As it turns out, Tennyson had an admitted distaste for the epistolary form. His letters routinely begin with the transparent excuses and apologies familiar to all delinquent correspondents - cries of postal inefficiency, accounts of immobilizing illnesses, untimely accidents, and letters gone astray. Many of the letters he did write were deliberately destroyed by his son and first biographer , Hallam. As a result, fewer than 250 letters (including fragments) written in his first 40 years, the period covered in this volume, have been located.
In a leap of scholarly originality and inspired editing, Lang and Shannon have assembled about these bare bones the flesh and blood of other letters - those of relations, friends, and business associates. The world around him teems with a Dickensian diversity, and it is rendered with the nice phrasings and attention to absurdities Jane Austen immortalized.
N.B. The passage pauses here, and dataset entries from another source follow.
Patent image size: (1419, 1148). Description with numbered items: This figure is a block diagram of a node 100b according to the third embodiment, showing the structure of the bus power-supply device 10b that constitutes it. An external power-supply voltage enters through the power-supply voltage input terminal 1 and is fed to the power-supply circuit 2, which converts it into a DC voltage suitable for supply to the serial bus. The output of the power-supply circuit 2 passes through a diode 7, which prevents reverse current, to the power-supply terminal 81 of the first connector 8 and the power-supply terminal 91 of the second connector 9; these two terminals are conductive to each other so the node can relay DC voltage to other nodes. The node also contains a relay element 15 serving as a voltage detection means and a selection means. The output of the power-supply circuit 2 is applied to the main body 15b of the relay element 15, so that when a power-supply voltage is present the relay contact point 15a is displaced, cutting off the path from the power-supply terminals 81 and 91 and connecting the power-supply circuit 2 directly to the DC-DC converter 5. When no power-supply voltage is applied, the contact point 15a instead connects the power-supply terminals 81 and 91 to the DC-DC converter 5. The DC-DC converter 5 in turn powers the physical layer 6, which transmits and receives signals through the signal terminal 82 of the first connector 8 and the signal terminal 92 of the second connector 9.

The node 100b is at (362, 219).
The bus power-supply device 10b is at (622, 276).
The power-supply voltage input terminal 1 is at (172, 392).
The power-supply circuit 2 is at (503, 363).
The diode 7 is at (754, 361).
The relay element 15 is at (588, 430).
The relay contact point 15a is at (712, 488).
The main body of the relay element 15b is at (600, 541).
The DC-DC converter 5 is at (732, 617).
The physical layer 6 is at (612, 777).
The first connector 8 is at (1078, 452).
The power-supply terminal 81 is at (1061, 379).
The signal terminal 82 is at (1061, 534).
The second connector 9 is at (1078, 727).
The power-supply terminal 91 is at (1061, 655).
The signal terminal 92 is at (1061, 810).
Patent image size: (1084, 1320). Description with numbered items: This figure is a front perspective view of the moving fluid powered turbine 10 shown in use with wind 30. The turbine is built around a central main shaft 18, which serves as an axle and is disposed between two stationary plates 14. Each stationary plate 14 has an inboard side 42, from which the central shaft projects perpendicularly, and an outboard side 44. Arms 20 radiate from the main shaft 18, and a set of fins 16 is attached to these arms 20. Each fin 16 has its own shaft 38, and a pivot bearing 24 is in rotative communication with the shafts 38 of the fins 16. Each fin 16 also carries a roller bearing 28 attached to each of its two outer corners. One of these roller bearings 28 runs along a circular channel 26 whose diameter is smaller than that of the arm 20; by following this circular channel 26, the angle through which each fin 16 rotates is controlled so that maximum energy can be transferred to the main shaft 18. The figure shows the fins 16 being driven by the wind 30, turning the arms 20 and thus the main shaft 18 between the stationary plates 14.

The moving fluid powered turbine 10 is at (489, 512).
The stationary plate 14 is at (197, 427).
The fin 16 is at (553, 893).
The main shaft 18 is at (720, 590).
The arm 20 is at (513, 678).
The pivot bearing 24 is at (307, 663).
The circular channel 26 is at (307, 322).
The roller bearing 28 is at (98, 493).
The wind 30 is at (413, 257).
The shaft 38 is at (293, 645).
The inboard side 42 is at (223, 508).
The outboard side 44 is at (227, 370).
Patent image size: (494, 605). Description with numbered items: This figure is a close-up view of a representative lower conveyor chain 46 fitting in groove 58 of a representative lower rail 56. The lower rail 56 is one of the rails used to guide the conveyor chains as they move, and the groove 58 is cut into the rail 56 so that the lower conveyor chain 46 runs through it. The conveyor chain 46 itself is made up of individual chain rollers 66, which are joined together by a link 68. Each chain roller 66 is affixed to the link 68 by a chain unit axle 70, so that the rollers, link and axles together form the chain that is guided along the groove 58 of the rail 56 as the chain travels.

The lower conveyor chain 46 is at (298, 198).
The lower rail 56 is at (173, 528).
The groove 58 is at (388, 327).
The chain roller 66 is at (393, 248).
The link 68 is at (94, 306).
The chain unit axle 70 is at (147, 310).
Consider this cast of characters, as presented in the book's Introduction, in a discussion of Hallam Tennyson's shortcomings as his father's biographer:
[He] kept back all information about his grandfather's drunkenness and violence, about his uncle Frederick's romantic involvements and Oedipal struggles, Charles's romantic escapade with the governess and, more serious, his twice-conquered opium addiction (and his wife's long decade of nervous collapse) , Arthur's alcoholism, Edward's insanity and long half-century of confinement, Septimus's indolence and morbidity, Mary's broken engagement . . . he was discreet to the verge of otherworldliness about his great-uncle Charles Tennyson D'Eyncourt, who in his manorial pretensions and dynastic ambitions became the laughing-stock of mid-Lincolnshire. Tennyson himself was frequently unkempt, dirty, gruff, boorish . . . and nearly always hypochondriac. . . .m
This is the stuff of ''Masterpiece Theater'' presentations. My own favorite espisodes are those involving the social-climbing Tennyson D'Eyncourts - uncle, aunt, and cousins to Alfred and the other Somersby Tennysons. Here is cousin Edwin to his brother George:
My Father has received the King's licence for himself and issue to take the name and Arms of D'Eyncourt. . . . I am very glad we have changed our name, as it gives us good position. . . . Besides which it will keep us in a great measure clear of the Somersby family who really are quite hogs.m
Uncle Charles writes to advise George of the correct pronunciation of their new name: ''[It] is like Ei - not A or i not d'anecourt or exactly d'incourt but as nearly that -Ei- as it sounds in Eight. . . .''
This is merely one of the subplots in a volume that is a literary delight and a marvel of narrative complexity. Lang and Shannon manage to lend drollness even to their footnotes. Following an obligatory recital in a 17-line footnote of a particularly prodigiously connected correspondent, the editors continue, ''With the fraction of the population not related to him by blood or marriage, Stephen Spring Rice was equally at home. . . .''
Lang and Shannon have made a major contribution to Tennysonian and Victorian scholarship while simultaneously presenting general readers with a novel and exuberant portrait of Alfred Tennyson's life and times. I urge you to read it.